Mi actitud era a veces el reposo

Y otras el arrebato,

La gracia o el furor, siempre los dos contrarios

Prontos a aniquilarse

Y a emerger de las ruinas del vencido.

 

Cada hora suplantaba a alguno; cada hora

Me iba de algún mesón desmantelado

En el que no encontré ni una mala bujía

Y en el que no me fue posible dejar nada.

 

Usurpaba los nombres, me coronaba de ellos

Para arrojar después, lejos de mi, el despojo.

 

Heme aquí, ya al final, y todavía

No sé qué cara le daré a la muerte.

 

 

 

 

 

Dos Meditaciones

 

Considera, alma mía, esta textura

Áspera al tacto, a la que llaman vida.

Repara en tantos hilos tan sabiamente unidos

Y en el color, sombrío pero noble,

Firme, y donde ha esparcido su resplandor el rojo.

Piensa en la tejedora; en su paciencia

Para recomenzar

Una tarea siempre inacabada.

 

Y odia después, si puedes.

 

II

 

Hombrecito, ¿qué quieres hacer con tu cabeza?
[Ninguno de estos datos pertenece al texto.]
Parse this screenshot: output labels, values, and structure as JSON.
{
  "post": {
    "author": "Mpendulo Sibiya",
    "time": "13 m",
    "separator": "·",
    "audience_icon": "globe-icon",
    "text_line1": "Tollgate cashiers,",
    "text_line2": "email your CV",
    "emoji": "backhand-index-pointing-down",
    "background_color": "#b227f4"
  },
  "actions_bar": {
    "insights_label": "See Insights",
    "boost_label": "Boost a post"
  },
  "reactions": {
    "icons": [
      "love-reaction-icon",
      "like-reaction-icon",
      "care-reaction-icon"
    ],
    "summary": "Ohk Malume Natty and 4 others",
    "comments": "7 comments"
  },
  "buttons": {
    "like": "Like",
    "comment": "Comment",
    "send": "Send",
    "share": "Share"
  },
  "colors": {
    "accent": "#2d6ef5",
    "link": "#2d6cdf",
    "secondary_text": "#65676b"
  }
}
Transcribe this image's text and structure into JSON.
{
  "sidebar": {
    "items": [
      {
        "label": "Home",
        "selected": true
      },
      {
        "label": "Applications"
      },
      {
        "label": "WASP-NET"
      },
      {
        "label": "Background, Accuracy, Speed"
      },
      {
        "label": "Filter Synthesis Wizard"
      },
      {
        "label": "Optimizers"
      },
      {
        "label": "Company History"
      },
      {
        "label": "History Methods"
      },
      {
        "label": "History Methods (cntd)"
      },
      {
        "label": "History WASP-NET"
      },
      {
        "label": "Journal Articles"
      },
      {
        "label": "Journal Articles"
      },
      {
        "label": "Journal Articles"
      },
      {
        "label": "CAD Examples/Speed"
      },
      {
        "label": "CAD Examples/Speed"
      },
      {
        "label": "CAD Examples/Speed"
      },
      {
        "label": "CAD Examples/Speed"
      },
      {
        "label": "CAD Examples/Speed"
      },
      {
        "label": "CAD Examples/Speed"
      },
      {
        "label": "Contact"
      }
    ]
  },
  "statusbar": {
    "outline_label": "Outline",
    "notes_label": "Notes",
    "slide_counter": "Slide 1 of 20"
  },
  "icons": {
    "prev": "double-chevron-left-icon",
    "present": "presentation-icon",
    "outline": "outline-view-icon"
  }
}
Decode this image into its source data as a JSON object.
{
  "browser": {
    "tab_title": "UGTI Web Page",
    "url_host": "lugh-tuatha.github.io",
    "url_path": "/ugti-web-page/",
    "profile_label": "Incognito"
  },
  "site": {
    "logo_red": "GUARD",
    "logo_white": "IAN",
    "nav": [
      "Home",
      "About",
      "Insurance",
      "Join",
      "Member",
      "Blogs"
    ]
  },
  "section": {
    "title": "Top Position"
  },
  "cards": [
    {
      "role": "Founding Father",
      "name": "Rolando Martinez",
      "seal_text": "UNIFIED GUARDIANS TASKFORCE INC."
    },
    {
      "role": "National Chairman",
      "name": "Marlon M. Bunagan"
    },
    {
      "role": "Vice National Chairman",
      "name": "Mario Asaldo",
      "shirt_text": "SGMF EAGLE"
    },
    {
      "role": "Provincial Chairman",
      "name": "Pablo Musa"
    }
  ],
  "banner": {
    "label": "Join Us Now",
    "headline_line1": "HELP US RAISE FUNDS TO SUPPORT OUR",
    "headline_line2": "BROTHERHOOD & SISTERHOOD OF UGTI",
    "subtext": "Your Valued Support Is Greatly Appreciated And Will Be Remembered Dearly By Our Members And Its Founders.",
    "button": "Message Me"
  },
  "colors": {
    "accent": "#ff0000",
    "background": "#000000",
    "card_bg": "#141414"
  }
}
¿Atar al mundo, al loco, loco y furioso mundo?

¿Castrar al potro Dios?

Pero Dios rompe el freno y continúa engendrando

Magníficas criaturas,

Seres salvajes cuyos alaridos

Rompen esta campana de cristal.

 

 

 

 

Falsa Elegía

 

Compartimos sólo un desastre lento

Me veo morir en ti, en otro, en todo

Y todavía bostezo o me distraigo

Como ante el espectáculo aburrido.

 

Se destejen los días,

Las noches se consumen antes de darnos cuenta;

 

Así nos acabamos.

 

Nada es. Nada está.

Entre el alzarse y el caer del párpado.

 

Pero si alguno va a nacer (su anuncio,

La posibilidad de su inminencia

Y su peso de sílaba en el aire),

Trastorna lo existente,

Puede más que lo real

Y desaloja el cuerpo de los vivos.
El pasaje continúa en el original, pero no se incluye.